Raid ecologista allo zoo, strage di animali

Ai Verdi, fossero ambientalisti o animalisti, ormai non glie ne va a segno una. Spariscono dalla scena politica italiana; i ghiacciai, che volevano disciolti, ivi comprese le calotte artiche, entro l’estate aumentano in volume a vista d’occhio; l’Orbiting Carbon Observatory, il satellite lanciato negli spazi siderali per studiare l’effetto serra, dopo 17 minuti di volo precipita in mare (schiantandosi, va da sé). Ora ci si mette anche l’italianissimo Animal Liberation Front del quale un commando, nel corso di una azione «dimostrativa» in quel di Cumiana, tra Torino e Pinerolo, ha pensato bene di lanciare - sempre dimostrativamente, ovvio - venti molotov contro le strutture di uno zoo-parco, lo «Zoom». Risultato, la voliera in fiamme e quaranta uccelli fra poiane, gufi e falchi - gli stessi che il Liberation Front pretendeva fossero rimessi in libertà - finiti arrosto. In fiamme anche un capannone, alcuni uffici e parte della casa del custode. Di quei gaglioffi ora si occuperanno i Carabinieri e la Magistratura ed io mi auguro che ci vada giù, la Magistratura, con mano pesante. Così che la criminale bravata del Liberation Front animalista serva da monito agli ambientalisti tutti che con i loro isterismi, i loro allarmismi, il loro catastrofismo (e le loro molotov, per non parlare, visto com’è finito il satellite Ocb, della iella, del loro potere iettatorio) stando ai fatti arrecano più danni di quanti ne cagionò il buon vecchio Attila. Ce l’hanno nel sangue, di combinare guai. Fu infatti grazie a loro e alla loro rabbiosa campagna, massicciamente sostenuta dal trinariciutismo di sinistra, che passò lo sventurato referendum e che l’Italia chiuse i conti col nucleare. Conti che ora, se non vogliamo precipitare nel Quinto mondo e svenarci per pagare la bolletta energetica, dobbiamo necessariamente riaprire. Come li riapre quel sant’uomo, quel campione del nuovo mondo rispettoso della natura e apostolo del polmone verde che si chiama Barack Obama. E chi non segue Obama, chi non si spella le mani per ogni suo gesto e provvedimento, si sa: è un fascista.

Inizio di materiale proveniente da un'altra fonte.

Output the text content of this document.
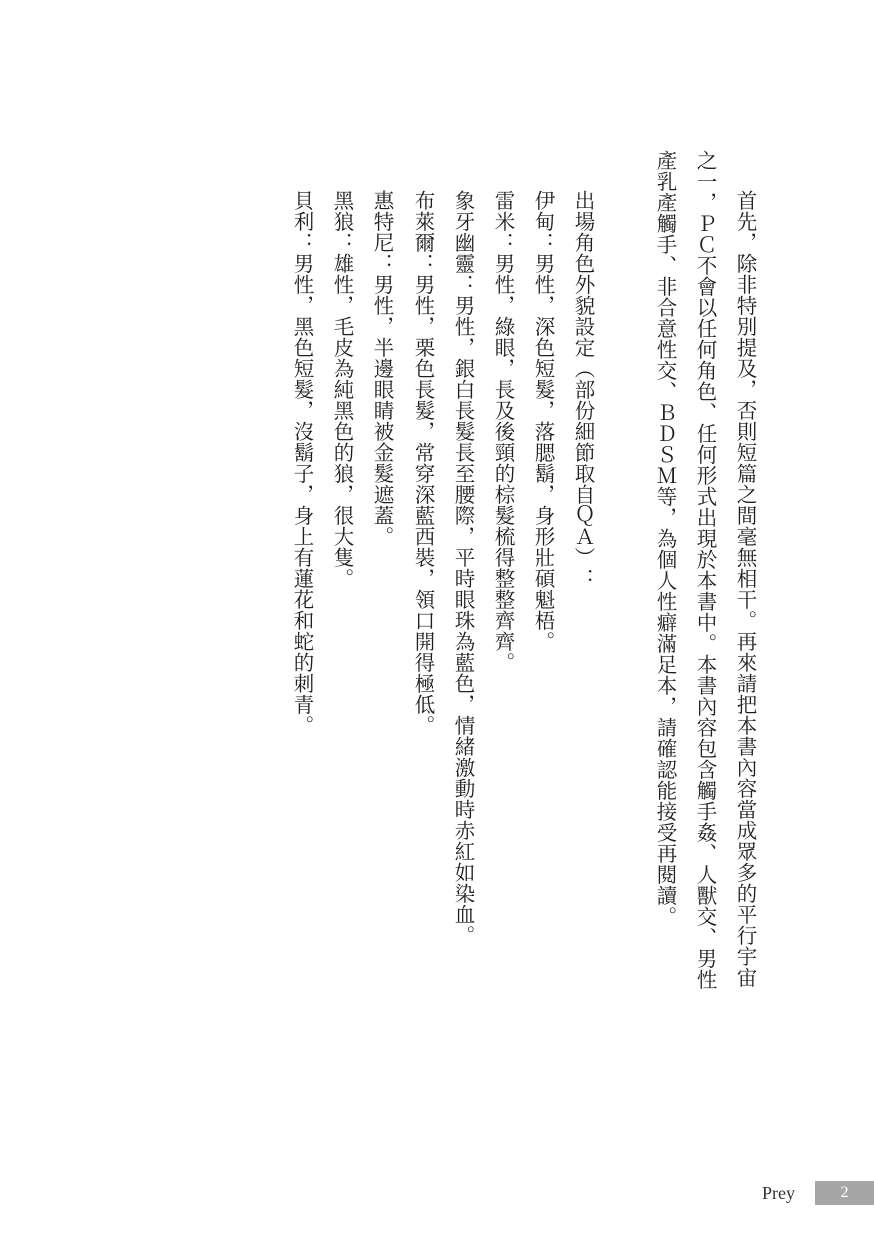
首先，除非特別提及，否則短篇之間毫無相干。再來請把本書內容當成眾多的平行宇宙
之一，ＰＣ不會以任何角色、任何形式出現於本書中。本書內容包含觸手姦、人獸交、男性
產乳產觸手、非合意性交、ＢＤＳＭ等，為個人性癖滿足本，請確認能接受再閱讀。
出場角色外貌設定（部份細節取自ＱＡ）：
伊甸：男性，深色短髮，落腮鬍，身形壯碩魁梧。
雷米：男性，綠眼，長及後頸的棕髮梳得整整齊齊。
象牙幽靈：男性，銀白長髮長至腰際，平時眼珠為藍色，情緒激動時赤紅如染血。
布萊爾：男性，栗色長髮，常穿深藍西裝，領口開得極低。
惠特尼：男性，半邊眼睛被金髮遮蓋。
黑狼：雄性，毛皮為純黑色的狼，很大隻。
貝利：男性，黑色短髮，沒鬍子，身上有蓮花和蛇的刺青。
Prey	2
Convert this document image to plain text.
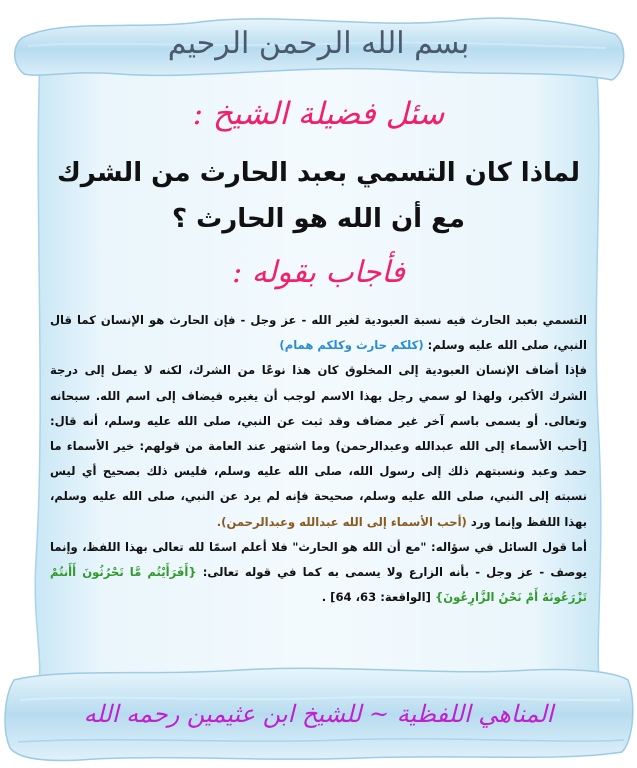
بسم الله الرحمن الرحيم
سئل فضيلة الشيخ :
لماذا كان التسمي بعبد الحارث من الشرك
مع أن الله هو الحارث ؟
فأجاب بقوله :

التسمي بعبد الحارث فيه نسبة العبودية لغير الله - عز وجل - فإن الحارث هو الإنسان كما قال النبي، صلى الله عليه وسلم: (كلكم حارث وكلكم همام)

فإذا أضاف الإنسان العبودية إلى المخلوق كان هذا نوعًا من الشرك، لكنه لا يصل إلى درجة الشرك الأكبر، ولهذا لو سمي رجل بهذا الاسم لوجب أن يغيره فيضاف إلى اسم الله. سبحانه وتعالى. أو يسمى باسم آخر غير مضاف وقد ثبت عن النبي، صلى الله عليه وسلم، أنه قال: [أحب الأسماء إلى الله عبدالله وعبدالرحمن) وما اشتهر عند العامة من قولهم: خير الأسماء ما حمد وعبد ونسبتهم ذلك إلى رسول الله، صلى الله عليه وسلم، فليس ذلك بصحيح أي ليس نسبته إلى النبي، صلى الله عليه وسلم، صحيحة فإنه لم يرد عن النبي، صلى الله عليه وسلم، بهذا اللفظ وإنما ورد (أحب الأسماء إلى الله عبدالله وعبدالرحمن).

أما قول السائل في سؤاله: "مع أن الله هو الحارث" فلا أعلم اسمًا لله تعالى بهذا اللفظ، وإنما يوصف - عز وجل - بأنه الزارع ولا يسمى به كما في قوله تعالى: {أَفَرَأَيْتُم مَّا تَحْرُثُونَ أَأَنتُمْ تَزْرَعُونَهُ أَمْ نَحْنُ الزَّارِعُونَ} [الواقعة: 63، 64] .

المناهي اللفظية ~ للشيخ ابن عثيمين رحمه الله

Di che razza siano i componenti del commando dell’Animal Liberation Front non è un mistero. Ecoterroristi, così sono definiti i bombaroli e i dinamitardi Verdi. Anche avvelenatori. Perché anni fa, sotto le feste di Natale, furono proprio quelli dell’Animal Liberation Front a iniettare in un certo numero di panettoni, sostanze topicide. Come atto dimostrativo, va da sé, contro la Nestlè e le multinazionali in genere. Questo, e il nome che si son scelto, lascia intendere che siano nostalgici della guerriglia e che con la scusa della difesa degli animali si divertano a giocare al Che Guevara. Mostrandosi indifferenti - la guerriglia non è un pranzo di gala, diceva Mao - ai danni collaterali; al fuoco amico, dovremmo proprio dire, che giusto ieri ha fatto strage di uccelli. Altra conferma di quella universale verità che vuole la mamma dei fessi sempre incinta.